Jay dengan tegas menolaknya. Dia punya alasan tersendiri kenapa dia harus seperti itu dan hal ini sudah dia pikirkan dari jauh-jauh hari tepatnya setelah mereka menyelesaikan permasalahan mereka di mobil kala itu bahkan dari penyelesaian itu Jay mendapatkan sebuah ciuman terakhir dari bibir orang yang sangat dicintainya.
- Kamu harus sama orang lain, yang lebih segalanya tentunya. Kalo soal harta memang keluarga aku ga ada bandingannya tapi kalo soal hal yang lain kamu berhak mendapatkan yang lebih baik. Hubungan kita ga pernah berjalan lancar. Aku ga mau coba-coba lagi. Cukup sekali aja aku gerasain patah hati. Itu rasanya ga enak. Dimasa depan kamu pasti jadi seseorang yang cantik dan pintar jadi siapa sih yang ga akan ngejar kamu nanti?tanpa nunggu nantipun aku yakin hal itu udah terjadi sekarang. Kamu harus membuka diri buat orang lain.
- Kamu selalu nyuruh aku kaya gitu. Sebenernya kamu itu lagi ngusir aku secara halus?.
- Engga. Aku ga ngusir kamu. Aku udah bilang kalaupun kita ga jadi pasangan kita bisa jadi temen yang saling ngedukung. Ini bukan soal aku ga sayang lagi sama kamu. Aku yakin kamu bisa nerima aku Tiara tapi....itu sekarang. Aku ga tahu nanti apa disaat kehidupan kamu udah lebih baik, apa aku cukup buat kamu?.
Pertanyaan Jay disambut diam oleh Tiara. Dia memang benar. Mungkin karena hari ini Tiara masih menyimpan rasa suka makannya dia menginginkan Jay kembali tapi dihari-hari selanjutnya apa iya Tiara akan menerima Jay?. Cinta memang buta tapi tidak ada yang bisa memprediksi kapan cinta itu menemukan kembali matanya.
- Aku cuman berpikir realistis Tiara, kalau kamu jodoh aku. Kita pasti ketemu lagikan?ga peduli gimana caranya semesta pisahin kita sekarang.
- Iya Jay aku ngerti. Denger kamu ngomong gini keliatan kamu udah dewasa kok.
- Apa iya?
- Keliatan kok dari cara ngomong dan bahasa yang kamu gunain.
- Berarti pengobatan yang aku lakuin berpengaruh.
- Meskipun aku punya pacar kamu ga akan berubah?
- Engga.
- Apa kamu bakalan sakit hati kalo liat aku sama cowok lain nanti?.

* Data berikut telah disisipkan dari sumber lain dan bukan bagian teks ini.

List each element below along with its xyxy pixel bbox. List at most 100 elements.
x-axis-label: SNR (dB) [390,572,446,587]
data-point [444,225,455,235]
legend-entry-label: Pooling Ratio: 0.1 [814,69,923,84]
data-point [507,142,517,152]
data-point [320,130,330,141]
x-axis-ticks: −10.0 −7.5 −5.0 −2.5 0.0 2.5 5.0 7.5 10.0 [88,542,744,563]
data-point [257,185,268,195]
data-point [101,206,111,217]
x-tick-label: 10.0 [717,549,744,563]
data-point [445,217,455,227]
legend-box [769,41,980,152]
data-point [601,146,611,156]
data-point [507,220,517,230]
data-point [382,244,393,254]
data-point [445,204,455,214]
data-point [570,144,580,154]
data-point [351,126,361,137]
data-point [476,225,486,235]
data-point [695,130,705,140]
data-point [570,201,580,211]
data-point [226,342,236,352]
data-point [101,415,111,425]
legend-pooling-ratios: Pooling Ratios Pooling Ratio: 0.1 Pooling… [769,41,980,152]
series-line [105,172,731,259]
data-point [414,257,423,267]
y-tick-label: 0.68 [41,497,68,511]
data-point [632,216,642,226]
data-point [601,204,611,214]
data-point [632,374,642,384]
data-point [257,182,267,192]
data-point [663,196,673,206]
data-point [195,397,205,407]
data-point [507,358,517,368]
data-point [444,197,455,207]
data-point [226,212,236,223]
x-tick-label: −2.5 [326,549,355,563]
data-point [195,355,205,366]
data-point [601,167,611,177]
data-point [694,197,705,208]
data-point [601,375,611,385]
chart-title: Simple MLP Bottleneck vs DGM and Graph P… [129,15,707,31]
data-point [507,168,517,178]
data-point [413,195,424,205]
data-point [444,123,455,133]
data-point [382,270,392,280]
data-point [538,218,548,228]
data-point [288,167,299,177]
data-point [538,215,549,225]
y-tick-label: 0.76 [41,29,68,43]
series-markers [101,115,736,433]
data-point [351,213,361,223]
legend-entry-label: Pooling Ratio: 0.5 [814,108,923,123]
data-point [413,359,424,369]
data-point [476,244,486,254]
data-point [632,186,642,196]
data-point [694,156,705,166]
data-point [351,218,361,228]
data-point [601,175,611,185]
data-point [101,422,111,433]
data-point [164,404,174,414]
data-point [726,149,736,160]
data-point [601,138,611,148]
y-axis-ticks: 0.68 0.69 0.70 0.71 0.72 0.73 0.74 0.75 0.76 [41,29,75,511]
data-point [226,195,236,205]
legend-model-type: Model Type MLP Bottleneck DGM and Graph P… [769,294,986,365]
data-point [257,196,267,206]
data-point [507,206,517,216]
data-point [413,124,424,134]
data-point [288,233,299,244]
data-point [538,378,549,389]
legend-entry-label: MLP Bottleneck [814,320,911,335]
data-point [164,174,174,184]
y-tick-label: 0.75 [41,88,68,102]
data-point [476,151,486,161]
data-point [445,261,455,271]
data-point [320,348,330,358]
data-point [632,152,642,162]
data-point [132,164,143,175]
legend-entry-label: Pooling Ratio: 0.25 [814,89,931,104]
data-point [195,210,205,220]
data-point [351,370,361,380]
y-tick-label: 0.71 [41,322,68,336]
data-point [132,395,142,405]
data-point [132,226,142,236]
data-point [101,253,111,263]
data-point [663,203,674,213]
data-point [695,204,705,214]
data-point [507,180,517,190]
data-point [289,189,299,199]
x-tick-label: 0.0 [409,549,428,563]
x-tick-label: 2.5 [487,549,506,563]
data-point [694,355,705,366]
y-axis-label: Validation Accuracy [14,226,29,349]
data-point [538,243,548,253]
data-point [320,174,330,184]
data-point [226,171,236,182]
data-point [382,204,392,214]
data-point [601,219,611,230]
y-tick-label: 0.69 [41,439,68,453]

- Hm...dikit tapi aku ga papa.
Jay tak memungkiri jika dirinya pun masih memiliki perasaan pada Tiara. Sisa-sisa perasaan 7 tahun itu masih berbekas jelas dihati Jay. Siapa sih yang bisa menghilangkan rasa cinta begitu mendalam dan terpendam begitu saja?Kenan saja harus bertemu Jesica terlebih dahulu untuk bisa melupakan cinta 8 tahunnya. Apalagi Jay yang hanya berdiam seorang diri tanpa ada orang yang membantunya.
- Kalo aku punya pacar lagi, apa boleh Tiara?
- Hm...boleh.
Tiara tampak ragu menjawabnya. Jika bersama Jay dia tak bisa, dia juga tak mungkin menahan Jay untuk bersama orang lain.
- Aku ga akan bawa dia kalo ketemu kamu.
- Aku ga papa. Kamu boleh bawa dia.
- Liat orang yang kita suka sama orang lain itu ga enak. Aku bakalan bawa dia kalo kamu bawa cowok lain juga.
Suara Jay disambut senyum cengegesan Tiara disana. Dia benar-benar tak habis pikir dengan cara pikir Jay. Jay itu sangat menghargai perasaan orang lain bahkan cenderung ke arah tak memikirkan perasaannya sendiri.
- Kamu ketawa ya?
- Engga.
- Kamu ketawa. Ayo ngaku kenapa?
Jay penasaran dan kali ini pembahasan mereka beralih ke hal yang lebih menyenangkan dibanding pembahasan yang membuat mereka tegang dan bersedih.